1. Introduction
Existing research recognizes the critical role played by prosodic structure in understanding sound patterns in languages (Cho & McQueen 2005; de Jong 1995, 2004; de Jong & Zawaydeh, 2002; Fougeron & Keating, 1997; Turk & Shattuck-Hufnagel, 2007). The prosodic structure has been concerned with those elements of speech that mark boundaries of prosodic constituents (e.g., Intonational Phrase, Accentual Phrase) and prominence in the utterances (e.g., driven by new information as compared to given information). Depending on where in the prosodic structure phonemes occur, the same phonemes would be phonetically differently produced, such that those segments that occur in phrase-initial positions (vs. phrase-medial positions) or those occurring with prominence (vs. without prominence) would be realized with spatial and/or temporal expansions.
It has been further documented that the prominence-induced strengthening is not uniform across languages but conditioned by language-specific sound system (e.g., Cho & McQueen, 2005; de Jong, 1995, 2004; de Jong & Zawaydeh, 2002; Kim et al., 2018). For instance, it has been shown that voice onset times (VOTs) are not uniformly lengthened in prosodically strong positions but rather they are modulated in language-specific ways, such that voiceless stops in Dutch are produced with shortened VOTs when the stops were under prominence while English voiceless stops showed lengthened VOTs under prominence (Cho & McQueen, 2005; Kim et al., 2018).
In the present study, we explore how Korean lenis and aspirated stops in word-medial positions would be realized as a function of prominence, to increase our understanding of prominence-induced strengthening by including the new target stops. To date, research on the prominence effects on Korean stops has tended to focus on stops in word- and phrase-initial positions. Kang & Guion (2008), for instance, showed that young speakers increased F0 for the word- and phrase-initial lenis and aspirated stops in clear speech (i.e., foreigner-directed speech) as compared to those in conversational speech. Choi et al. (2020) also showed higher F0, as well as longer VOT, for the word- and phrase-initial lenis and aspirated stops when the stops were focused than when they were not. Note that in both studies, the aspirated and lenis stops differed in the degree to which their F0 and VOT values were manipulated by clear or focused speech, and as a result, for instance, the F0 distance between the stops became larger in clear and focused speech than in convertsational and unfocused speech, respectively.

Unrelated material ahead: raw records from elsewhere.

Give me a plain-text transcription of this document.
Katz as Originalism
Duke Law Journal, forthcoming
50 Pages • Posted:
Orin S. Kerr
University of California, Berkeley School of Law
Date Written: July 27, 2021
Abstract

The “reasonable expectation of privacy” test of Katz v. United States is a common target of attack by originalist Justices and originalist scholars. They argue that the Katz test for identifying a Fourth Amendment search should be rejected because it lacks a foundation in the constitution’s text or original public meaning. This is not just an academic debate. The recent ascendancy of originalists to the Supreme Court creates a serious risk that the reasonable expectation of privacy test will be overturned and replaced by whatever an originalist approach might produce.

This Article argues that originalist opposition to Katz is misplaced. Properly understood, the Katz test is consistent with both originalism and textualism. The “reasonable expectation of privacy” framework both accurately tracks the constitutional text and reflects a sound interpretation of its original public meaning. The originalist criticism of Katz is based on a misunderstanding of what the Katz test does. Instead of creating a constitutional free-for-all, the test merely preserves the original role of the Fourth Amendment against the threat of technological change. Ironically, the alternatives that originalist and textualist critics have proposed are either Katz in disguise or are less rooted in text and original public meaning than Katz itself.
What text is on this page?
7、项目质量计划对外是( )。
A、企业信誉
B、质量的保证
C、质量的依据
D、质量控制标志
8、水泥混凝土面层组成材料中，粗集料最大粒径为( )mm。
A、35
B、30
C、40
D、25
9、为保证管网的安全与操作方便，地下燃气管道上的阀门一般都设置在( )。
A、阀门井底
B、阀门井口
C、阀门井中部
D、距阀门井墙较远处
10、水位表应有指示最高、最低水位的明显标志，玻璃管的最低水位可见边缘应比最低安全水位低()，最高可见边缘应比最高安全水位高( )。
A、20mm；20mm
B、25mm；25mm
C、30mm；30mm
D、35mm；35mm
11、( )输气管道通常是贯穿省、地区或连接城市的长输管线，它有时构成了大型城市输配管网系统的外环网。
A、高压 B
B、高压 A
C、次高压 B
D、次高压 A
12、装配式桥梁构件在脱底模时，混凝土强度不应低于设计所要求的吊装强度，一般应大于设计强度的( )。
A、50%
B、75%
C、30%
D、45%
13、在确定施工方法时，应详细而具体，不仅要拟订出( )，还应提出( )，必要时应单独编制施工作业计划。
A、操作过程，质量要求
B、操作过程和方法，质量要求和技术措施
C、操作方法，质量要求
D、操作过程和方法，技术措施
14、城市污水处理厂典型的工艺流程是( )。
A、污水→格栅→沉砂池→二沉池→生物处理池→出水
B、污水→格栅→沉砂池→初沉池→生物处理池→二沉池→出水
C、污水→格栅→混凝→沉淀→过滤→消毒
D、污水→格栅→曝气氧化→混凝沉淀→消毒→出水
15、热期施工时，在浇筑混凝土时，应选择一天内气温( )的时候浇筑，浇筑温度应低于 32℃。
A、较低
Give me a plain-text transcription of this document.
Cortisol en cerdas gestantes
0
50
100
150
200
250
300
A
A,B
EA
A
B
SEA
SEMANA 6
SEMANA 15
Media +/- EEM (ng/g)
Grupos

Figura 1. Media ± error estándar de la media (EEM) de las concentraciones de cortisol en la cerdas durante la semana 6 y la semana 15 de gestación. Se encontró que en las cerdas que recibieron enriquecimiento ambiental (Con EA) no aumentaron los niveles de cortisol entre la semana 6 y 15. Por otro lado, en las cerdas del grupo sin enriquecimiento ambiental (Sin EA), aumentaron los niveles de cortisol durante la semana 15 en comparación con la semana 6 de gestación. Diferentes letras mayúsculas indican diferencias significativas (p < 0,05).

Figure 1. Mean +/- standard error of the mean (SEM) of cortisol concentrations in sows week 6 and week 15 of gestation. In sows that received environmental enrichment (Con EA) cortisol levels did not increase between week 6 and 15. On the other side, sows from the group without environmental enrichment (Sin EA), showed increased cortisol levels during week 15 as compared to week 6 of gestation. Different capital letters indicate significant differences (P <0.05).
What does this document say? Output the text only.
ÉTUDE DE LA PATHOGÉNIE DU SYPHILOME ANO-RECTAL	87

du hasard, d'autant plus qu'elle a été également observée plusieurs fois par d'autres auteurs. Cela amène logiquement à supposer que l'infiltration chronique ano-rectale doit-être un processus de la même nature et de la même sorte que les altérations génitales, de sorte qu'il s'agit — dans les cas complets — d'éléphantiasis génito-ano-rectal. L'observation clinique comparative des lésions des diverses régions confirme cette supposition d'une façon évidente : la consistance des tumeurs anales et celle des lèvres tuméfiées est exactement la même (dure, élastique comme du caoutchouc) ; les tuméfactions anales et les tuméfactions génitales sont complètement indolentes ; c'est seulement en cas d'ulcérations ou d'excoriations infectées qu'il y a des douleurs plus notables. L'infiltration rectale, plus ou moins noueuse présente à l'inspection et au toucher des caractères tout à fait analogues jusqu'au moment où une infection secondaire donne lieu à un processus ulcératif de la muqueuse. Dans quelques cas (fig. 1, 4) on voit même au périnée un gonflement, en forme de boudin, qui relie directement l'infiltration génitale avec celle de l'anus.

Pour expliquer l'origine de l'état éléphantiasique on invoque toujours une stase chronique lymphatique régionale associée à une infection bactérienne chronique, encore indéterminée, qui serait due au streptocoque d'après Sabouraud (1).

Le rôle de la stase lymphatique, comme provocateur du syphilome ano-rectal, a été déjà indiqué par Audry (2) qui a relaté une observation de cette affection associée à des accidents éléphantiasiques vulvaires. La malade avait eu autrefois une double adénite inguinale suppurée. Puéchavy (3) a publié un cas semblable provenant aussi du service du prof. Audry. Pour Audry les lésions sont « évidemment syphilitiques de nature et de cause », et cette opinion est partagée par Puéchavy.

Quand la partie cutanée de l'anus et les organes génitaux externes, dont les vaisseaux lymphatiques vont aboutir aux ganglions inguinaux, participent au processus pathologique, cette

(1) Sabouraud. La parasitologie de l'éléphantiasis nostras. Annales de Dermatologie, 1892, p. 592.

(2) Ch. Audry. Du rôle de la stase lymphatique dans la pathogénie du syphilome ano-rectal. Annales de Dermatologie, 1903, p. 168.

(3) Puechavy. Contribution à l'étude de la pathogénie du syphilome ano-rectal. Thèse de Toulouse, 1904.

There has been, however, very little research directly investigating prominence effects on intervocalic word-medial lenis and aspirated stops, although acoustic realizations of stop consonants substantially differ between in the intervocalic word-medial positions and in the word- and phrase-initial positions. In terms of VOT, for instance, the word-medial intervocalic lenis stops are likely to be produced as voiced, a phenomenon known as Intervocalic Lenis Stop Voicing (Jun, 1993), while the lenis stops in the word- and phrase-initial positions are voiceless. Regarding F0, high tones vs. low tones are categorically assigned to the word- and phrase-initial aspirated vs. lenis stops respectively by the intonational phonology (Jun, 1993, 1998, 2000), while in the word- medial (and thus not phrase-initial) positions there are no such tonal specifications that the intonational phonology categorically assigns as a function of whether it is an aspirated or lenis stop.
Given the substantial differences in F0 and VOT realizations of stops depending on the positions, in the present study, we explore how acoustic realizations of the word-medial intervocalic lenis and aspirated stops would be modulated by prominence. Along with the manipulations of the prominence, we compare male and female speakers to see whether and how the phonetic realizations for the stops may differ as a function of speakers’ gender. A number of studies have demonstrated gender differences in VOT and F0 for lenis versus aspirated stops in word- and phrase-initial positions, with larger VOT and smaller F0 distances between the stops for males than females (Bang et al., 2018; Choi et al., 2020; Kang, 2014). Thus, to see whether there would be any gender differences for the word-medial intervocalic stops as well, we collect data from both female and male speakers.
2. Methods
A total of 16 native speakers of Seoul Korean participated in the recording (age 19–24 years, mean=22 years at the time of testing, 8 females). All had been born and raised in Seoul or Gyeonggi province (the area surrounding Seoul). The participants were not aware of the purpose of the study and were paid for the participation. The acoustic data were recorded at a sampling rate of 44 kHz, using a Tascam Hd-P2 digital recorder and a SHURE KSN44 microphone, in a sound attenuated booth at Hanyang Institute for Phonetics and Cognitive Science of Language, Seoul.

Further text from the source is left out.